# How to protect paper label on bottle



## dumpicker (May 10, 2022)

This bottle is from a local shop that was open many years ago where my grandmother used to shop. The value to me is in the paper label which is like tissue paper now. How can I preserve this label and still display it ?


----------



## UncleBruce (May 10, 2022)

I use CAN WRAPS from the BCCA.  I cut them to size to cover the labels and use CLEAR TAPE not the magic transparent tape to hold it in place.  
Here is a link: https://www.bcca.com/shop/can-wraps/
Click on CAN WRAPS. Usually, the 12 oz wrap will suffice for all needs, but the 16 oz wrap is large and the same price.


----------



## Wildcat wrangler (May 17, 2022)

This will get u by, until you get your wraps?! Very cool, uncle! I will get some of those but how do they differ from cutting up a maxi Tate clear sheet and taping it over the label? I will take some really good plastic wrap, wrap the bottle and hit it with my hairdryer to shrink it up, but that’s just my hillbilly method! Unc.
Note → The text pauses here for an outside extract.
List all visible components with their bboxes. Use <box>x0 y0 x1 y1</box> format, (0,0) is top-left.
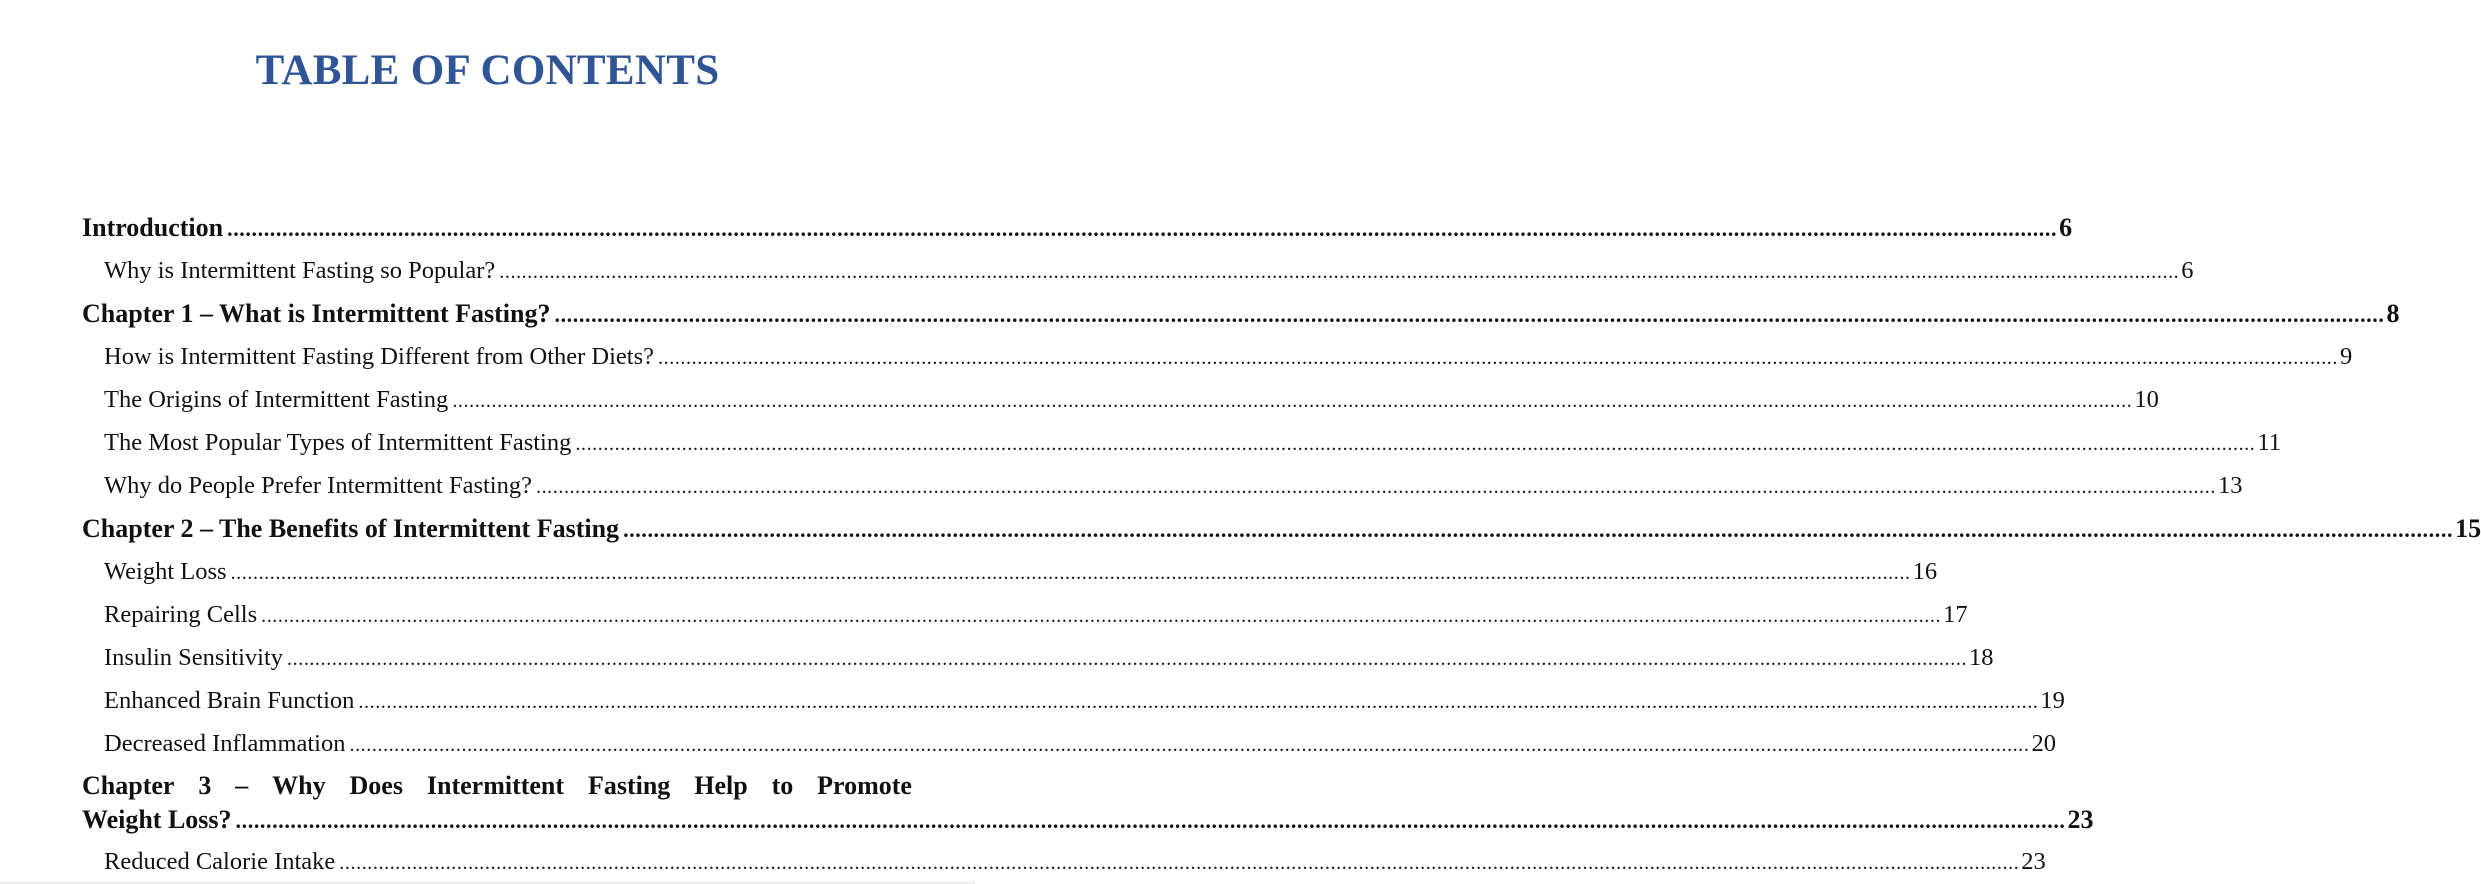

Bruce just stepped up our game! Lol! All kosher, like u do….. 

They end up looking like this: (
	

	
	
		
		

		
		
	


	



not too bad)

Kat >^..^< 


Sent from my iPhone using Tapatalk


----------



## hemihampton (May 17, 2022)

I've been using the Beer Can Plastic wraps on my Beer Cans for many Years. They work on Bottles also. LEON.


----------